Charges laid against people caught soliciting prostitutes in Alberta plummeted in the first four months of 2014, even though the province is still supposed to be prosecuting these cases despite a landmark Supreme Court ruling.

In December, the Supreme Court struck down Canada’s key prostitution laws and gave Ottawa a year to rewrite them.

Some provinces decided not to pursue charges. But in February, Alberta deputy attorney general Kim Armstrong issued a directive to Crown prosecutors telling them to keep pursuing cases.

However, statistics suggest they won’t have as much to prosecute.

From January to April 2013, police laid 68 charges provincewide against people caught buying sex.

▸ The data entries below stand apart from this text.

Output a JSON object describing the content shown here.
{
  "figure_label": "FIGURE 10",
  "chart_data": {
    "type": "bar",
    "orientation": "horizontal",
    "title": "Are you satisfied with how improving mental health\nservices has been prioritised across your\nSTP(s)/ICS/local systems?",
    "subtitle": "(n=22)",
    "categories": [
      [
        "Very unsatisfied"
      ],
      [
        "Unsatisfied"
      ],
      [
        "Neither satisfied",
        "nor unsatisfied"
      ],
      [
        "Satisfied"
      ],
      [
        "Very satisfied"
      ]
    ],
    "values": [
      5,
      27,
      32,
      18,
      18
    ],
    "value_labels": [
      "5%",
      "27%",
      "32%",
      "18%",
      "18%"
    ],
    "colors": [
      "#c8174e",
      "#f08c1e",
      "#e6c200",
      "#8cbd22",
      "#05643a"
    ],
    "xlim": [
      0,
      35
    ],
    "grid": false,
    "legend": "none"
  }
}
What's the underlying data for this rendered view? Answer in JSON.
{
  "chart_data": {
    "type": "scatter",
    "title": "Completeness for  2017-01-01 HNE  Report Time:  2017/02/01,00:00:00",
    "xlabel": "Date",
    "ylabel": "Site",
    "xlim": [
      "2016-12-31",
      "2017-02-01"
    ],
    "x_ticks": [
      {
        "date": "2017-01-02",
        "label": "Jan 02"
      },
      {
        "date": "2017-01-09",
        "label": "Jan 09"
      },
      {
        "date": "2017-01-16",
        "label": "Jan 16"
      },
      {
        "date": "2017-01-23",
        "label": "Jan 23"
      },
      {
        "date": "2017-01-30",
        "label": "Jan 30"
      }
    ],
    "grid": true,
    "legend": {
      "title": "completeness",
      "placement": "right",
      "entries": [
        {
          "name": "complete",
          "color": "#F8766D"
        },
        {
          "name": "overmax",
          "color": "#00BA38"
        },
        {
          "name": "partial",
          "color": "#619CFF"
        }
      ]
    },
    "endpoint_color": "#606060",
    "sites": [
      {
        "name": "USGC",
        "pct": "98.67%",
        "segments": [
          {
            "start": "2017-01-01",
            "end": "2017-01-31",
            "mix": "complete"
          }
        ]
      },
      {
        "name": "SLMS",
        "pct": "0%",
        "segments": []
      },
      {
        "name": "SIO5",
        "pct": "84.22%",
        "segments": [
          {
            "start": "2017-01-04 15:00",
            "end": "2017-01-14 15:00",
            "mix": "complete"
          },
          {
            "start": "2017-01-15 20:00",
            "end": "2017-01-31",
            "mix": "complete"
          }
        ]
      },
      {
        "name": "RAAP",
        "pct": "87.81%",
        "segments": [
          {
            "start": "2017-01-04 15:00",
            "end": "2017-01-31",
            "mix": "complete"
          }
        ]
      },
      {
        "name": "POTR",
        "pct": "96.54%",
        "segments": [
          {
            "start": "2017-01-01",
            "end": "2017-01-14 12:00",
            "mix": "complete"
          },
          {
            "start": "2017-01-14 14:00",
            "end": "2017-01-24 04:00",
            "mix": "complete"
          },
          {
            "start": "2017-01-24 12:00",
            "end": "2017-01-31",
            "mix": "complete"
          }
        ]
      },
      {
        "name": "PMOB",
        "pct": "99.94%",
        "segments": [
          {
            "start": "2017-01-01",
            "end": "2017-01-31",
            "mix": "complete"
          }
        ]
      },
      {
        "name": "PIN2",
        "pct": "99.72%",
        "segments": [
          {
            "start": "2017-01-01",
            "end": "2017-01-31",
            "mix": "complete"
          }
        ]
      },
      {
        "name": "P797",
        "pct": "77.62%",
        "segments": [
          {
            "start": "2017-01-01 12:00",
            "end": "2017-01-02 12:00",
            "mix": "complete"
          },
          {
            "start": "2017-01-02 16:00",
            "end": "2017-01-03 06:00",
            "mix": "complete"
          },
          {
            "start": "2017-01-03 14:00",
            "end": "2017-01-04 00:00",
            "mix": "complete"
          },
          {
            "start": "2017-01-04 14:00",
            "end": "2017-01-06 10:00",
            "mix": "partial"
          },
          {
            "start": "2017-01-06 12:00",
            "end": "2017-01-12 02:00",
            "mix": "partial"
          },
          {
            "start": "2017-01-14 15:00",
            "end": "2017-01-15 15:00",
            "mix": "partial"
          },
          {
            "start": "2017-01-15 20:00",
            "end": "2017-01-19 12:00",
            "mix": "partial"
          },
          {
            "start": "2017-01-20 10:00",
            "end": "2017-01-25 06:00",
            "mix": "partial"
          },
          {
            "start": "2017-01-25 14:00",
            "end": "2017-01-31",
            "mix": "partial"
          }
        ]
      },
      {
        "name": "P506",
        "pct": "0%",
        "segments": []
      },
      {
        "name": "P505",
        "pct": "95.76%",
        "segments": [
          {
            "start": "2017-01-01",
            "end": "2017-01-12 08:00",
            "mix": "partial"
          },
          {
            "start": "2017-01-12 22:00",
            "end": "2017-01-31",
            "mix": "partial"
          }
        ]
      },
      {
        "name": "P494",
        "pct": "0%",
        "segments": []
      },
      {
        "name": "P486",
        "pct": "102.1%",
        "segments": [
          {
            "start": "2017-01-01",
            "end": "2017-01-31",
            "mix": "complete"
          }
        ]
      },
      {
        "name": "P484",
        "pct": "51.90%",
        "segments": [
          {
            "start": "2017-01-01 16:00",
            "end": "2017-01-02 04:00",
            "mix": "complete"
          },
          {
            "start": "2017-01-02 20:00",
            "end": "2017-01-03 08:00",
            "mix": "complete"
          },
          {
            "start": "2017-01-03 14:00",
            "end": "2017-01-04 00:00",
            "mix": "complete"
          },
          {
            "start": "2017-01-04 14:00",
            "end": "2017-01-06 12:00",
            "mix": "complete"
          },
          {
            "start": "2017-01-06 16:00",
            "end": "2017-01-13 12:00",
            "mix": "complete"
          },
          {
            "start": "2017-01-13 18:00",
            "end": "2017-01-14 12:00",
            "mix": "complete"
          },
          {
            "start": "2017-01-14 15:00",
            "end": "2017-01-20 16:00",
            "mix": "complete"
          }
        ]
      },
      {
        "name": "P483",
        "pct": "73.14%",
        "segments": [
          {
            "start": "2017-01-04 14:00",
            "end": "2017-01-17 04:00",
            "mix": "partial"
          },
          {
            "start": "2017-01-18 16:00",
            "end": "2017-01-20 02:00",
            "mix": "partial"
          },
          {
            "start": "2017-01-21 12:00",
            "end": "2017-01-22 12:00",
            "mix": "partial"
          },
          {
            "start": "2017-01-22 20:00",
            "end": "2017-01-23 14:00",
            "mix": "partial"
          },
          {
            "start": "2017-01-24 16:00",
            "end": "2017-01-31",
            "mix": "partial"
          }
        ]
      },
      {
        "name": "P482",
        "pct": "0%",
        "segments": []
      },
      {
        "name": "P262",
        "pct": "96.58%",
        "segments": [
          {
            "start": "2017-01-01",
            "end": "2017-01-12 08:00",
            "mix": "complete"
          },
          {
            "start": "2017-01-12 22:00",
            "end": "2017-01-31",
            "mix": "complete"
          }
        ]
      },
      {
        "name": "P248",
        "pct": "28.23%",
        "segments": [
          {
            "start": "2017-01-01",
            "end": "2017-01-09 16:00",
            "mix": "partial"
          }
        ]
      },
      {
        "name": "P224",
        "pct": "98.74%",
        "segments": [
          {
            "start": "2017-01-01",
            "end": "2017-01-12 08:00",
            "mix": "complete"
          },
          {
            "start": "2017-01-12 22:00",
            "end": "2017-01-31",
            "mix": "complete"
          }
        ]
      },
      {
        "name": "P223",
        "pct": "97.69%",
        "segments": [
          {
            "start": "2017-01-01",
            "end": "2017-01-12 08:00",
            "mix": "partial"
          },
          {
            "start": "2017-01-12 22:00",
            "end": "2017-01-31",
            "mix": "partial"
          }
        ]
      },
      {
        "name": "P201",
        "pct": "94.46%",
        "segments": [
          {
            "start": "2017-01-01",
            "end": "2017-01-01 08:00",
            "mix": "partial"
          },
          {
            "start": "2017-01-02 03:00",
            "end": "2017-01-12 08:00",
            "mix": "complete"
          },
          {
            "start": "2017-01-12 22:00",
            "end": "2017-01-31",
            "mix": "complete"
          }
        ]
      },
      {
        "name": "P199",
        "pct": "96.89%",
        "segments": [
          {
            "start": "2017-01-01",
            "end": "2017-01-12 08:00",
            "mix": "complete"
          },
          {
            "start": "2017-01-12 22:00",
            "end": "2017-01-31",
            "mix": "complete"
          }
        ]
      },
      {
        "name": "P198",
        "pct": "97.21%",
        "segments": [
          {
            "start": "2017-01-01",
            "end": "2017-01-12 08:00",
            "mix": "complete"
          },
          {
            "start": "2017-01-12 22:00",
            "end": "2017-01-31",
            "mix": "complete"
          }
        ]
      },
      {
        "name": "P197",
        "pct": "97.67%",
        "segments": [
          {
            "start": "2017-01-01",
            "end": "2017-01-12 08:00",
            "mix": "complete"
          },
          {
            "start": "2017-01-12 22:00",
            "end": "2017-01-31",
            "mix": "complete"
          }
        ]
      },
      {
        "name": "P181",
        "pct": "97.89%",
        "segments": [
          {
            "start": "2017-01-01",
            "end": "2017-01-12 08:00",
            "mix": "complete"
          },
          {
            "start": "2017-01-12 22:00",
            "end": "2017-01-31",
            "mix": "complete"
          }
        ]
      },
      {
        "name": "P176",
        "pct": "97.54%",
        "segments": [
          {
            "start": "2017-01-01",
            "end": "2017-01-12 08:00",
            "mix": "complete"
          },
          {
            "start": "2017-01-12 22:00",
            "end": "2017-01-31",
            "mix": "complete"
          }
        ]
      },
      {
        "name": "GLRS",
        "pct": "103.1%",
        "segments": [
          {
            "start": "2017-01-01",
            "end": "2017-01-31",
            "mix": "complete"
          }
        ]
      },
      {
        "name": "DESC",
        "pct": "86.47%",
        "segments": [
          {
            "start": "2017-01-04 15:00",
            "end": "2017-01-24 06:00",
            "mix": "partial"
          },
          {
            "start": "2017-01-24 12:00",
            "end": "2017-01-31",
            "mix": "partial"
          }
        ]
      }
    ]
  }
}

That number dropped dramatically in the first four months of 2014 — only four cases were initiated across the entire province.

For people who make money off prostitution, the number of charges dropped from 20 in the first four months of 2013, to five in the same period this year.

Jo-Ann McCartney, a former vice detective with Edmonton Police, says the Supreme Court decision is partly to blame. If laws are going to change, it may not be worth the time and effort to file the paperwork, she said. 

“Our court systems are backlogged like crazy. So perhaps that's one of the reasons that they're not proceeding with many charges."

Armstrong and Justice Minister Jonathan Denis turned down interview requests from CBC News.

Justice spokeswoman Michelle Davio said that decisions on whether to lay charges are made by police and any questions should be directed to them.